Philippe Gumplowicz

Born in Paris in 1950, Philippe Gumplowicz is distinguished lecturer in musicology at the University of Bourgogne and teaches seminars at the Sorbonne as well as at the School for Advanced Studies in Social Studies.
He is also a writer, and his published works including Les Travaux d'Orphée (The Labors of Orpheus),  nominated for the Musical Literature Prize, and Le Roman du Jazz (The Novel of Jazz), covering three periods, the third one being published in 2006. 
He is a playwright, having penned three stage plays.
In the area of audio-visual, Philippe Gumplowicz is a producer with France Culture and France Musique, radio stations for which he works on musical news programs, he puts together shows that are broadcast on the television stations ARTE, LA SEPT and France 3.

LECTURES

1. PARIS, 1944-1954:  ARTISTS AND INTELLECTUALS, CULTURE AT STAKE

1944. Paris comes to life again.
How will the City of Light do in trying to regain its position, that of the city that Parisians, not without wishing to boast a little, claim to be “the world’s freest, most elegant, and least hypocritical crossroads”?
This lecture covers the  history of that cultural renaissance, undoubtedly a relative term. Those were the times of the Saint Germain des Prés nightlife, Beckett’s and Ionesco’s first plays, the productions of Jean Vilar with Gérard Philippe, the opening of the national museum of modern art, the first works from the Domaine musical, fashion’s new look. Those were the days of a fascination for an idealized and cooperative America that was being espoused through jazz and the crime-thriller atmosphere.
Pleasant, relaxing, this promenade through post-war artistic and cultural Paris takes as its starting point the memoirs and stories from its greatest observers, including Edith Piaf, Boris Vian, Maria Casarès, and Albert Camus.
Passages from the writings and songs of the day will be interspersed throughout the talk.

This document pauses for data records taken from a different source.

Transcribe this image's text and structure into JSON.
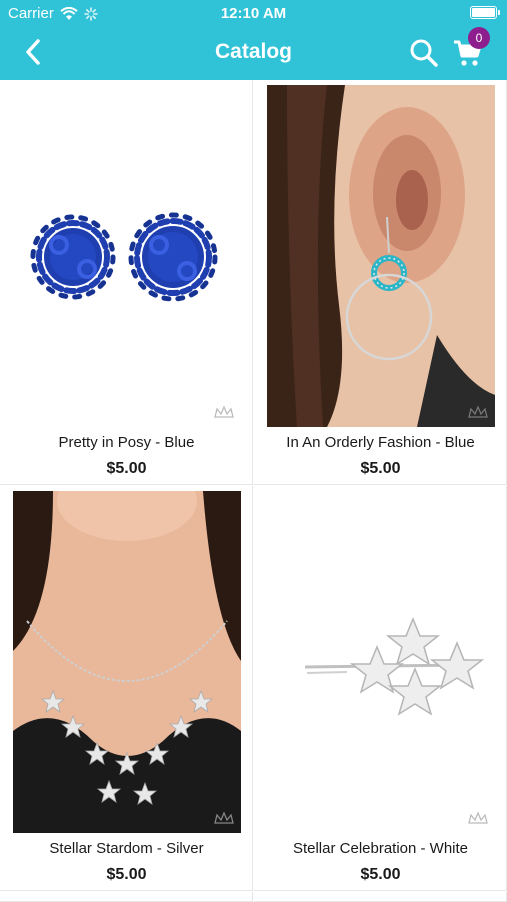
{
  "status_bar": {
    "carrier": "Carrier",
    "time": "12:10 AM"
  },
  "nav": {
    "title": "Catalog",
    "cart_count": "0"
  },
  "colors": {
    "header": "#30c2d6",
    "badge": "#8e1d8e"
  },
  "products": [
    {
      "name": "Pretty in Posy - Blue",
      "price": "$5.00"
    },
    {
      "name": "In An Orderly Fashion - Blue",
      "price": "$5.00"
    },
    {
      "name": "Stellar Stardom - Silver",
      "price": "$5.00"
    },
    {
      "name": "Stellar Celebration - White",
      "price": "$5.00"
    }
  ]
}
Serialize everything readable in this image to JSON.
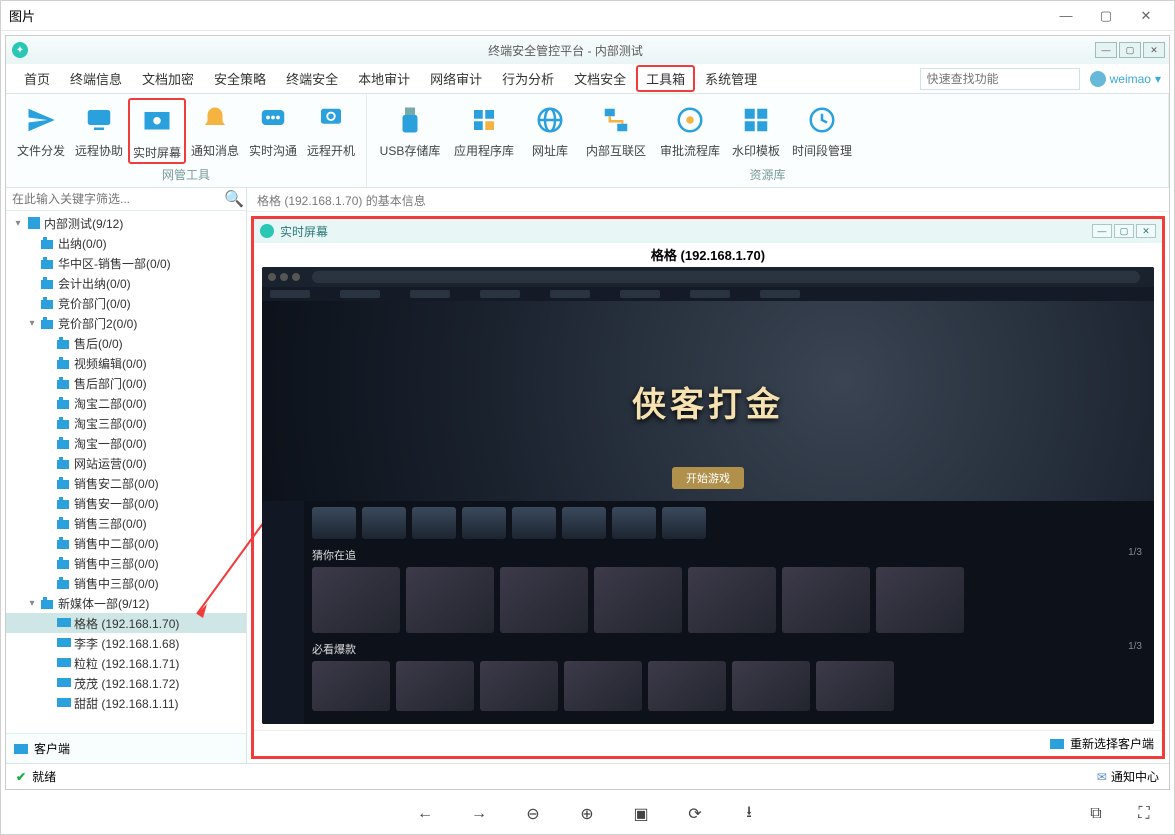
{
  "outer_title": "图片",
  "app_title": "终端安全管控平台 - 内部测试",
  "menus": [
    "首页",
    "终端信息",
    "文档加密",
    "安全策略",
    "终端安全",
    "本地审计",
    "网络审计",
    "行为分析",
    "文档安全",
    "工具箱",
    "系统管理"
  ],
  "menu_highlight_index": 9,
  "search_placeholder": "快速查找功能",
  "user_name": "weimao",
  "ribbon_group1_label": "网管工具",
  "ribbon_group2_label": "资源库",
  "ribbon1": [
    "文件分发",
    "远程协助",
    "实时屏幕",
    "通知消息",
    "实时沟通",
    "远程开机"
  ],
  "ribbon1_highlight_index": 2,
  "ribbon2": [
    "USB存储库",
    "应用程序库",
    "网址库",
    "内部互联区",
    "审批流程库",
    "水印模板",
    "时间段管理"
  ],
  "sidebar_search_placeholder": "在此输入关键字筛选...",
  "tree": {
    "root": "内部测试(9/12)",
    "n1": "出纳(0/0)",
    "n2": "华中区-销售一部(0/0)",
    "n3": "会计出纳(0/0)",
    "n4": "竞价部门(0/0)",
    "n5": "竞价部门2(0/0)",
    "n5_1": "售后(0/0)",
    "n5_2": "视频编辑(0/0)",
    "n5_3": "售后部门(0/0)",
    "n5_4": "淘宝二部(0/0)",
    "n5_5": "淘宝三部(0/0)",
    "n5_6": "淘宝一部(0/0)",
    "n5_7": "网站运营(0/0)",
    "n5_8": "销售安二部(0/0)",
    "n5_9": "销售安一部(0/0)",
    "n5_10": "销售三部(0/0)",
    "n5_11": "销售中二部(0/0)",
    "n5_12": "销售中三部(0/0)",
    "n5_13": "销售中三部(0/0)",
    "n6": "新媒体一部(9/12)",
    "c1": "格格 (192.168.1.70)",
    "c2": "李李 (192.168.1.68)",
    "c3": "粒粒 (192.168.1.71)",
    "c4": "茂茂 (192.168.1.72)",
    "c5": "甜甜 (192.168.1.11)"
  },
  "sidebar_bottom": "客户端",
  "info_bar": "格格 (192.168.1.70) 的基本信息",
  "screen_title": "实时屏幕",
  "screen_sub": "格格 (192.168.1.70)",
  "hero_title": "侠客打金",
  "hero_btn": "开始游戏",
  "bm_section1": "猜你在追",
  "bm_section2": "必看爆款",
  "bm_page": "1/3",
  "screen_footer": "重新选择客户端",
  "status_ready": "就绪",
  "status_notice": "通知中心"
}
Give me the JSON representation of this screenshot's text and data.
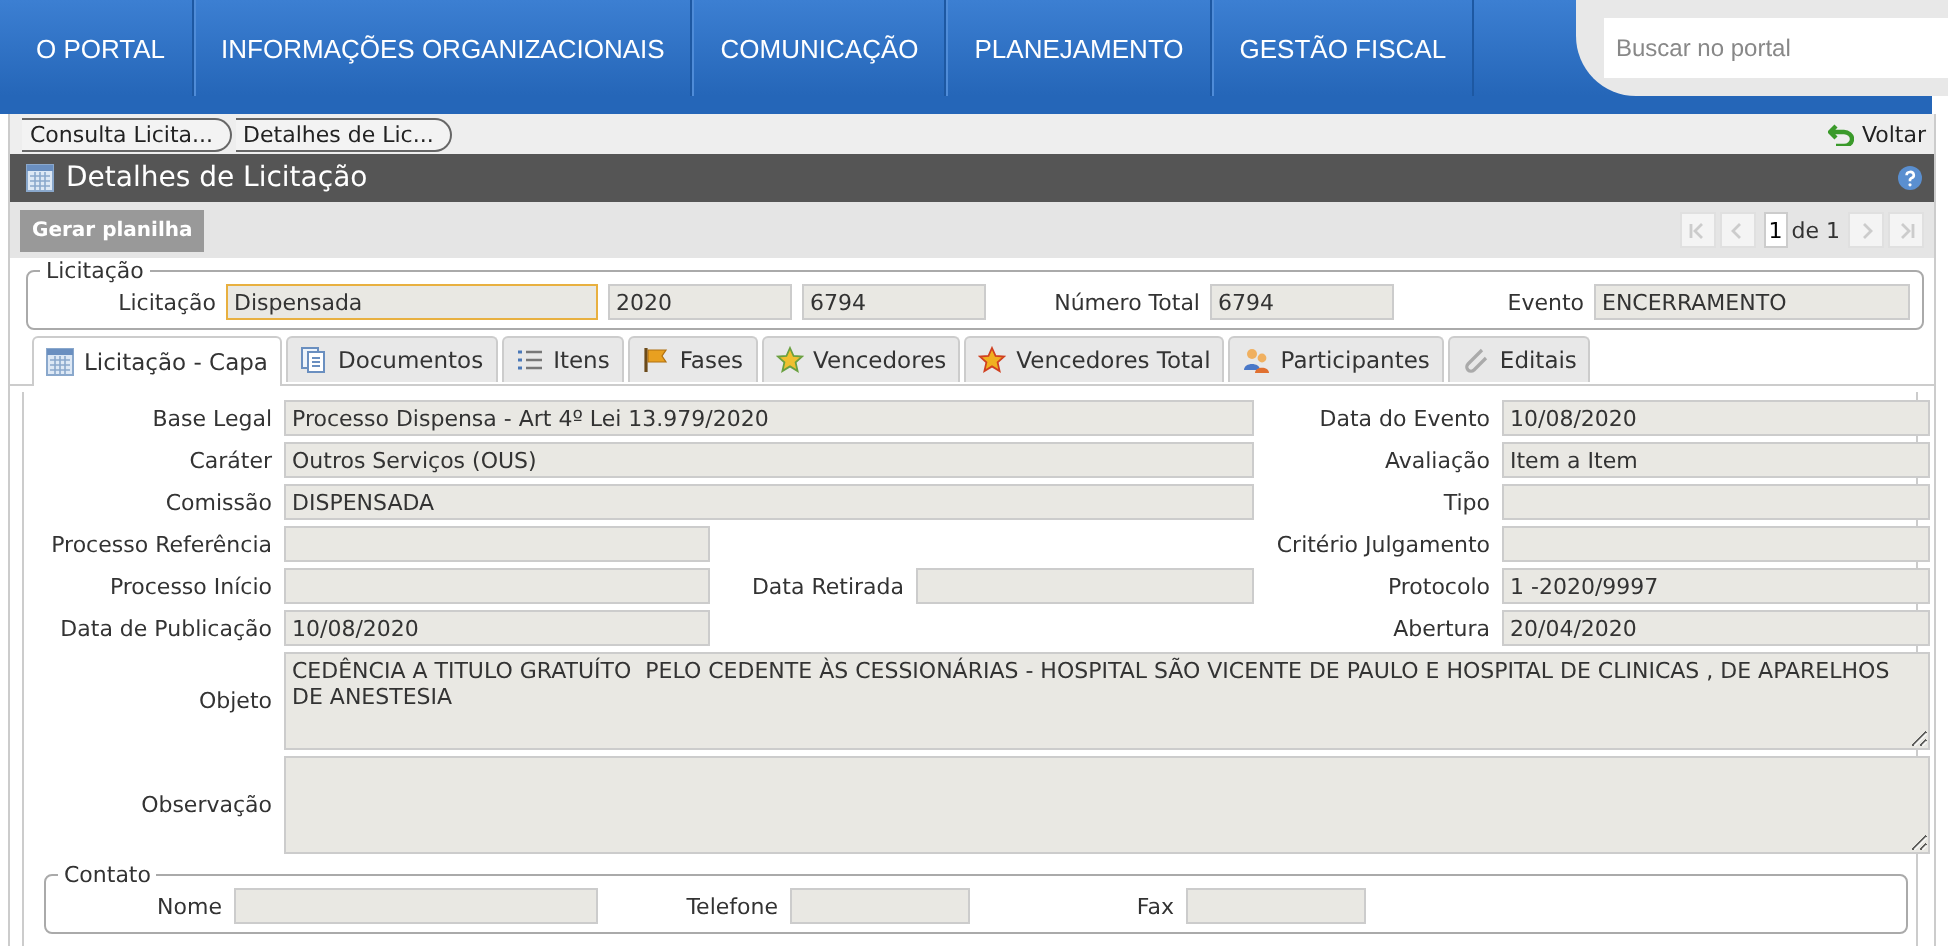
{
  "nav": {
    "items": [
      "O PORTAL",
      "INFORMAÇÕES ORGANIZACIONAIS",
      "COMUNICAÇÃO",
      "PLANEJAMENTO",
      "GESTÃO FISCAL"
    ],
    "search": {
      "placeholder": "Buscar no portal"
    }
  },
  "breadcrumb": [
    "Consulta Licita...",
    "Detalhes de Lic..."
  ],
  "back_link": "Voltar",
  "panel_title": "Detalhes de Licitação",
  "toolbar": {
    "button": "Gerar planilha",
    "page": "1",
    "page_total": "de 1"
  },
  "licitacao": {
    "legend": "Licitação",
    "label": "Licitação",
    "modalidade": "Dispensada",
    "ano": "2020",
    "numero": "6794",
    "numero_total_label": "Número Total",
    "numero_total": "6794",
    "evento_label": "Evento",
    "evento": "ENCERRAMENTO"
  },
  "tabs": [
    {
      "label": "Licitação - Capa",
      "selected": true
    },
    {
      "label": "Documentos",
      "selected": false
    },
    {
      "label": "Itens",
      "selected": false
    },
    {
      "label": "Fases",
      "selected": false
    },
    {
      "label": "Vencedores",
      "selected": false
    },
    {
      "label": "Vencedores Total",
      "selected": false
    },
    {
      "label": "Participantes",
      "selected": false
    },
    {
      "label": "Editais",
      "selected": false
    }
  ],
  "form_rows": [
    {
      "kind": "wide",
      "left": {
        "label": "Base Legal",
        "value": "Processo Dispensa - Art 4º Lei 13.979/2020"
      },
      "right": {
        "label": "Data do Evento",
        "value": "10/08/2020"
      }
    },
    {
      "kind": "wide",
      "left": {
        "label": "Caráter",
        "value": "Outros Serviços (OUS)"
      },
      "right": {
        "label": "Avaliação",
        "value": "Item a Item"
      }
    },
    {
      "kind": "wide",
      "left": {
        "label": "Comissão",
        "value": "DISPENSADA"
      },
      "right": {
        "label": "Tipo"
      }
    },
    {
      "kind": "split",
      "left": {
        "label": "Processo Referência"
      },
      "right": {
        "label": "Critério Julgamento"
      }
    },
    {
      "kind": "split",
      "left": {
        "label": "Processo Início"
      },
      "middle": {
        "label": "Data Retirada"
      },
      "right": {
        "label": "Protocolo",
        "value": "1 -2020/9997"
      }
    },
    {
      "kind": "split",
      "left": {
        "label": "Data de Publicação",
        "value": "10/08/2020"
      },
      "right": {
        "label": "Abertura",
        "value": "20/04/2020"
      }
    }
  ],
  "text_areas": [
    {
      "label": "Objeto",
      "value": "CEDÊNCIA A TITULO GRATUÍTO  PELO CEDENTE ÀS CESSIONÁRIAS - HOSPITAL SÃO VICENTE DE PAULO E HOSPITAL DE CLINICAS , DE APARELHOS DE ANESTESIA"
    },
    {
      "label": "Observação"
    }
  ],
  "contato": {
    "legend": "Contato",
    "fields": [
      {
        "label": "Nome"
      },
      {
        "label": "Telefone"
      },
      {
        "label": "Fax"
      }
    ]
  }
}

2. JAZZ IN PARIS: AMERICAN MUSICIANS IN PARIS

Ever since the American troops landed in 1917, American jazz musicians have continued to add spice and variety to the French capital. In the first grand revues  at the Paris casino and the nightclubs in Pigalle, brought to life with the likes of the legendary Bricktop (Ada Beatrice, Queen Victoria, and Louise Smith), Parisians began discovering American music. Right there beside them were the first French jazz musicians, learning the rudiments of this music destined to make its way around the world.
With the Liberation came the time of the great jazz clubs such as “Blue Note” on the Champs Elysées or Club Saint Germain on the Left Bank. L.P.s immortalized those festive nights producing the best of modern jazz, including Bud Powell, Chet Barker, the Jazz Messengers, and Miles Davis.
If it was, in fact, America that invented jazz, it was Paris that discovered it.
The lecture is supplemented by passages and jazz themes recorded in the era’s popular clubs

3. MUSIC: ENCOUNTERS WITH OTHER CULTURES, OTHER PEOPLES. THREE CENTURIES OF CURIOSITY, 1735-2005

Performed for Parisian audiences for the first time in 1735, Rameau’s opéra ballet  Les Indes Galantes established that the wider world would be, from that time on, a source of inspiration for composers. Next to both the religious music allotted to the glory of God and the opera that glorified the monarch, minor genres like comic opera expressed the human desire to pull itself from the confines of church and court in order to look toward foreign lands.

For over three centuries, music would attempt again and again to evoke foreign lands. Having started with ideas of the savage and the wild, this quest would continue with “the East,” the far-off Princess or the distraught courtesan of the 19th century. It would also cross paths with the music of the people at the margins of European society. This quest would also discover, to the delight of those involved in the search, jazz and the different kinds of music coming from South America after World War I.

So, what about today? At a time when the world’s echo is readily accessible by the immediacy of technology, and the mixing of cultures is seen as an esthetic injunction, what does music, which once came to us from so far away, have to say now that it’s so close by?